Belarusian teenager Aryna Sabalenka claimed the first set 7-6, before Ipswich's Barty fought back to take the next two 6-4, 6-4.

That Barty was the sole Aussie to win on Tuesday should have been the biggest story to come out of the day; instead it was her opponent's vocal acrobatics on the other side of the net which caused the most stir.

Sabalenka's 'screeching' drew the ire of fans watching on in the stands, so much so the chair umpire was forced to intervene after they started to mock the Belarusian with grunting of their own.

Even the commentators saw the irony in the action, such was the comedy in Sabalenka's extended grunting with every strike of the ball.

Lost in all of this however, was the maturity which Barty showed in overcoming such an odd circumstance.

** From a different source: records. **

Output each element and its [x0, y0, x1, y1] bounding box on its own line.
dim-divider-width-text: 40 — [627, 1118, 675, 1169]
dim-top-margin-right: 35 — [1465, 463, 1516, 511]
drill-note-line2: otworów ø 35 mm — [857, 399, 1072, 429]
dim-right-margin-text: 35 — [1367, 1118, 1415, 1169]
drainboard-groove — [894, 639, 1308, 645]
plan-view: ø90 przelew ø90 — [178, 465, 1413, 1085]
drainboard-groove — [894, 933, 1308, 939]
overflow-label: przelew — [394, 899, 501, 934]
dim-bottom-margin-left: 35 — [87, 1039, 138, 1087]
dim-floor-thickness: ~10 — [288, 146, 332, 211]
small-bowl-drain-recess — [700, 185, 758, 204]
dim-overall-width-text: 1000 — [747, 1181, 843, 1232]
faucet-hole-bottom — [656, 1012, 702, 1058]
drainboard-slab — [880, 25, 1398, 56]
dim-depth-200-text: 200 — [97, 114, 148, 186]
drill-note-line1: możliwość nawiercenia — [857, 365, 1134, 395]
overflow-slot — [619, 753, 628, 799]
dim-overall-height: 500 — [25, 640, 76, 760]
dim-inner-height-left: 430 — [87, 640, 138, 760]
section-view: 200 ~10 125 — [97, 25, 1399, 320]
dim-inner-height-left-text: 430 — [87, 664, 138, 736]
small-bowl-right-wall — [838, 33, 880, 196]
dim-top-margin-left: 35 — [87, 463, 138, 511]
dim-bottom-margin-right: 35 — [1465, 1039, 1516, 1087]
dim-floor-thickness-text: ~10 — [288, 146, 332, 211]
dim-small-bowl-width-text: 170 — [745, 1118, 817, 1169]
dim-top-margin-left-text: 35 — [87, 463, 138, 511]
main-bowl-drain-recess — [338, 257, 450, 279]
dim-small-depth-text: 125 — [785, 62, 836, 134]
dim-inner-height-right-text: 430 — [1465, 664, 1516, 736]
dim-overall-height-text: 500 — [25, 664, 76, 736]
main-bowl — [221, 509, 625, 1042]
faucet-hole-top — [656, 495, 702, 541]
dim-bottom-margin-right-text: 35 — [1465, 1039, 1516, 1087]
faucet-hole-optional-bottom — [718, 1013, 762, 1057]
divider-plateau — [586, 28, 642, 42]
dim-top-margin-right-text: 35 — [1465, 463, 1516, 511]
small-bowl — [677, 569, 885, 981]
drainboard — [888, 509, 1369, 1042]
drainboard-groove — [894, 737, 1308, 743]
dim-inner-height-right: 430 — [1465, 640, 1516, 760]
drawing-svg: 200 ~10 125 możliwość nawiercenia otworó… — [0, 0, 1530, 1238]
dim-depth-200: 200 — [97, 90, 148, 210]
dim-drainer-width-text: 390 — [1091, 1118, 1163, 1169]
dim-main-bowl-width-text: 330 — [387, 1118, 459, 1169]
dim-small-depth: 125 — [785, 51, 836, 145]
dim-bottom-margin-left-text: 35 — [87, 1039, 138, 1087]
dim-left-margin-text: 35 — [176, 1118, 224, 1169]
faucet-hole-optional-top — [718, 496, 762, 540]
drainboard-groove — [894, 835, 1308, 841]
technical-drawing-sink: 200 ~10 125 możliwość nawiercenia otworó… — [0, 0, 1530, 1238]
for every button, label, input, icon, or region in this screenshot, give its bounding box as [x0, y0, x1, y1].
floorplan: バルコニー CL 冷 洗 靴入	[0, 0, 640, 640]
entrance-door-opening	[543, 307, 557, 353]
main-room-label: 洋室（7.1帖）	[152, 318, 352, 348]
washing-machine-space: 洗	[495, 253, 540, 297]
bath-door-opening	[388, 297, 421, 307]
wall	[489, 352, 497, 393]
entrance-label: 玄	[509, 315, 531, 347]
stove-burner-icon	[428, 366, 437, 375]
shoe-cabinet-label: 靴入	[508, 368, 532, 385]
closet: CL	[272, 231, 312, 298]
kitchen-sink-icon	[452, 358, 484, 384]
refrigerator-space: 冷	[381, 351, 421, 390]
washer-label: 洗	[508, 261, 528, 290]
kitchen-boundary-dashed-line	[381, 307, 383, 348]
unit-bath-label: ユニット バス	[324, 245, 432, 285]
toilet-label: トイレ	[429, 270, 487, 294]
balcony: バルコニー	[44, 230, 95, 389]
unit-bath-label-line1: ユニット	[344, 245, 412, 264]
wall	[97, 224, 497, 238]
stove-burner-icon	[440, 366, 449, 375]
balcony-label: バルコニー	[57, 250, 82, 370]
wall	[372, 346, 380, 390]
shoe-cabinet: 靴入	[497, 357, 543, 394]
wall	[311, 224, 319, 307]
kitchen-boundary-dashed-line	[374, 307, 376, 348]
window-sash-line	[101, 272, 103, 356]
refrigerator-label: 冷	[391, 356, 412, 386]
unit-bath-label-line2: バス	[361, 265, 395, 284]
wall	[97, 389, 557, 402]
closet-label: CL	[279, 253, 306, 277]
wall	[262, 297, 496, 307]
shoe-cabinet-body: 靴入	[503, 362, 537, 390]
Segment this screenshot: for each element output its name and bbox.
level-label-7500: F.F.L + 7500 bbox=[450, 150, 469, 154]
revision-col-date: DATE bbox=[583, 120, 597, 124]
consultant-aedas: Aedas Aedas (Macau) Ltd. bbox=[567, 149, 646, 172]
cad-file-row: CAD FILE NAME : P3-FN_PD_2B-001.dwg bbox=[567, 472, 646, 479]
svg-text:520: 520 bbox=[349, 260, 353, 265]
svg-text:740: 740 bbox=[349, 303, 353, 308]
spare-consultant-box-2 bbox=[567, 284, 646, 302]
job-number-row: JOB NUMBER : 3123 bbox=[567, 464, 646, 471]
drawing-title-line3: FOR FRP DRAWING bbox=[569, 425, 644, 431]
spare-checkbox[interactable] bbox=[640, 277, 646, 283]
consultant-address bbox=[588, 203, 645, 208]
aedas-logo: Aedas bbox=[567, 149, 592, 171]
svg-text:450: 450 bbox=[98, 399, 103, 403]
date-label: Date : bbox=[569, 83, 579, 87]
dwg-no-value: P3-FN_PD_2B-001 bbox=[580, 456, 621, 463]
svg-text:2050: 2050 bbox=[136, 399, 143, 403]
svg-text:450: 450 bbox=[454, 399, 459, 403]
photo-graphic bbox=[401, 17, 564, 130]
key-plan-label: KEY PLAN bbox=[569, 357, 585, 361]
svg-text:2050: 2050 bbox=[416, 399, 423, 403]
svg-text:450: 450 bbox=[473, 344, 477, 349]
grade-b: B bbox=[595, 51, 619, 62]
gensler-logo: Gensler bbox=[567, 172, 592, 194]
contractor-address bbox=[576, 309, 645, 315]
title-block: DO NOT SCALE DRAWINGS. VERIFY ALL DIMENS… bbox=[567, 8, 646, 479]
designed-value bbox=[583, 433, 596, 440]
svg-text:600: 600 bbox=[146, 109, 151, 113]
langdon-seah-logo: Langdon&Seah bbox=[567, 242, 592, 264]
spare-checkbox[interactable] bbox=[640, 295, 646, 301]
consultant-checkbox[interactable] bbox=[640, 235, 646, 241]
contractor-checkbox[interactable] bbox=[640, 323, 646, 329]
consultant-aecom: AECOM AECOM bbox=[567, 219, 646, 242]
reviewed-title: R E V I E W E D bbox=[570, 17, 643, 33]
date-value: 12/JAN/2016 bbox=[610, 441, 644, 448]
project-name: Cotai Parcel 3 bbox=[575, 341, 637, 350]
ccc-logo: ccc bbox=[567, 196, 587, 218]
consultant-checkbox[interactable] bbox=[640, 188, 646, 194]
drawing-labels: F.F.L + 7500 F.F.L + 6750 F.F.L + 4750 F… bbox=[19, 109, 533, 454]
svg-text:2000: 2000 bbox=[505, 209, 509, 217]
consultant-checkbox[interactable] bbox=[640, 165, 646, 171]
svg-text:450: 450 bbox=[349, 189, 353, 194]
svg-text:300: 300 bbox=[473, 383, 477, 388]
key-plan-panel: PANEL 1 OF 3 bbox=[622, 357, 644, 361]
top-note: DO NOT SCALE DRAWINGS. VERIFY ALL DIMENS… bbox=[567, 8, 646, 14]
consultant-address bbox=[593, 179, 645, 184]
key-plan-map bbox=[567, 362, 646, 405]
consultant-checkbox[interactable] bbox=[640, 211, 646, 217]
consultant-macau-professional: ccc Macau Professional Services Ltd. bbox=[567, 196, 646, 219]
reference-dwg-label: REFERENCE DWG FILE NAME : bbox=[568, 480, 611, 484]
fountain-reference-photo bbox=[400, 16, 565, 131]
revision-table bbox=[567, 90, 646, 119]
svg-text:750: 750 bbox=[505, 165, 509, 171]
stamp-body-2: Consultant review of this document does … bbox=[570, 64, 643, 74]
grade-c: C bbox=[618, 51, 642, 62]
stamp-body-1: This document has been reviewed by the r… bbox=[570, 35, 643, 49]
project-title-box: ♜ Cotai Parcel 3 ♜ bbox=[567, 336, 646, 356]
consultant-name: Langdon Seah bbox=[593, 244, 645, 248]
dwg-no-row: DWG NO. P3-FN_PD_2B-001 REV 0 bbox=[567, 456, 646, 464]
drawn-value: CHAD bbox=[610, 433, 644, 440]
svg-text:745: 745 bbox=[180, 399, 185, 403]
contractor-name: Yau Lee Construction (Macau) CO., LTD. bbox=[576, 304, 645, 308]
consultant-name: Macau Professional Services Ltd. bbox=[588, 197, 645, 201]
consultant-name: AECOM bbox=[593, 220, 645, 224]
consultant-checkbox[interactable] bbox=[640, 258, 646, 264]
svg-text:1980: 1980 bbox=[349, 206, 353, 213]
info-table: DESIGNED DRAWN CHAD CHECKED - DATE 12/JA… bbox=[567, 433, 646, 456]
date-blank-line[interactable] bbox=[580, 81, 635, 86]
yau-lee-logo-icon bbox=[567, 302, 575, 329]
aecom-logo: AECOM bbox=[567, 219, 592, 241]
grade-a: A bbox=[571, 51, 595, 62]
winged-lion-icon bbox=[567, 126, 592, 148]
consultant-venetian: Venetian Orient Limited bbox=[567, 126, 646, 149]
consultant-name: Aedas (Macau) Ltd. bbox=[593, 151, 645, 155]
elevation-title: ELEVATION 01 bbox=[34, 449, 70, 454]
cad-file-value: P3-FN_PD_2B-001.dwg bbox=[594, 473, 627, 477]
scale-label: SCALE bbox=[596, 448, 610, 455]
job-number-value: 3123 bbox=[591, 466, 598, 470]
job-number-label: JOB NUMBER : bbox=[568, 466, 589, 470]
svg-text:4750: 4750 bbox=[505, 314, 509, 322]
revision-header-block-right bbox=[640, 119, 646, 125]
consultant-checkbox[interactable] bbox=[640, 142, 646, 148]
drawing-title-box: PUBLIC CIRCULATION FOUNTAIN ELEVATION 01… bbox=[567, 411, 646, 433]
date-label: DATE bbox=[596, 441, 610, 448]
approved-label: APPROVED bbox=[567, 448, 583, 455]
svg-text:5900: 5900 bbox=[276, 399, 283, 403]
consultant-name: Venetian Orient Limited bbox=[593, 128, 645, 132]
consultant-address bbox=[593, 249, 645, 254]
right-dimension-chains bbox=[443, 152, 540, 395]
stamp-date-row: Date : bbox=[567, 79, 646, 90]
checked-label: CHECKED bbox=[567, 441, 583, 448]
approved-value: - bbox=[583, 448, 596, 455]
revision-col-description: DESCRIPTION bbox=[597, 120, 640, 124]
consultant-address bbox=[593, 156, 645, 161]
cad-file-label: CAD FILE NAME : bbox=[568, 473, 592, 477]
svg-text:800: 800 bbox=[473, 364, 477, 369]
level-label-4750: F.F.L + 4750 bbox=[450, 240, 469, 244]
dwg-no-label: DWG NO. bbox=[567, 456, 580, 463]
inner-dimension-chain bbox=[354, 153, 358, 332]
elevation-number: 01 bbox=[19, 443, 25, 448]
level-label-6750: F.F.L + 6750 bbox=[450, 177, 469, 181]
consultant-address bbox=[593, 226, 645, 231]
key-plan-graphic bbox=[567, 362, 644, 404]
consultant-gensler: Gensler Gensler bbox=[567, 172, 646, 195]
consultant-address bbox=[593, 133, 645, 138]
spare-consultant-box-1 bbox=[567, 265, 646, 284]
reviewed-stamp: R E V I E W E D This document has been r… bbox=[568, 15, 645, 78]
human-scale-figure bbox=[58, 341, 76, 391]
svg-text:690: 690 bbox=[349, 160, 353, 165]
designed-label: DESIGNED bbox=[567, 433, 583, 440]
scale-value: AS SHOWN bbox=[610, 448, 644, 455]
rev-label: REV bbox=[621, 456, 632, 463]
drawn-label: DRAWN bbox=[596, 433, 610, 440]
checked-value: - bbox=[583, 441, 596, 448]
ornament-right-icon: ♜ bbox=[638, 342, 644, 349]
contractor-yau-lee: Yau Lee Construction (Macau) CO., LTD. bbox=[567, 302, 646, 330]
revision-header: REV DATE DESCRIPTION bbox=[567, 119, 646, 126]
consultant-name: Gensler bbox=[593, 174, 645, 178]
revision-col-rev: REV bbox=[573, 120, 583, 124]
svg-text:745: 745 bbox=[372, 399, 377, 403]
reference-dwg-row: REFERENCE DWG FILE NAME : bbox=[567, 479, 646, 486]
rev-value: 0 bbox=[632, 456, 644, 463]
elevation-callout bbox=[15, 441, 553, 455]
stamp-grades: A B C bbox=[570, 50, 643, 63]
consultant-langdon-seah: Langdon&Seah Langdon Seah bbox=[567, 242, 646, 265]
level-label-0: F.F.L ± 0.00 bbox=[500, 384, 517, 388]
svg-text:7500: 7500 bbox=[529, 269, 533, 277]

Having dropped the first set, the 21-year-old rallied in spite of the outside noise.

At her post-match press conference, Barty was asked if Sabalenka's grunting had frustrated her at all.

"A lot of players grunt, a lot of players don't grunt it's just the way they are," Barty said.

"For me it wasn't a distraction, it's just part and parcel - I knew it was coming.

"I think if something that small can irritate you, that's a bigger issue in itself."

That last comment showed a complete self-awareness of all aspects of Barty's game.

It showed, to me at least, that the Springfield local has come a long way in the past 12 months not just with the physical aspects of her game, but the mental ones as well.

That poise under pressure, and ability to block out distractions will (hopefully) hold her in good stead for a deep run into the Australian Open.

Berdych a task too-far for De Minaur

SYDNEY-sider Alex De Minaur was the flavour on everyone's lips in the lead-up to the Australian Open.

The teen came seemingly out of nowhere to reach the final of the Sydney International, and thus the eyes of Australia were on the youngster in his opening round match against 19th seed Tomas Berdych.

Quite unrealistic expectations were put on the 18-year-old's shoulders to upset the Czech veteran, although the signs were promising after he levelled at one set a-piece.

But De Minaur was riding a wave that was always likely to crash at some point, and the budding super star managed to take just one more game off Berdych in a four-set defeat.

As disappointing as the loss may have been, the promise young De Minaur showed means Aussie tennis fans have another young talent to follow in the months and years to follow.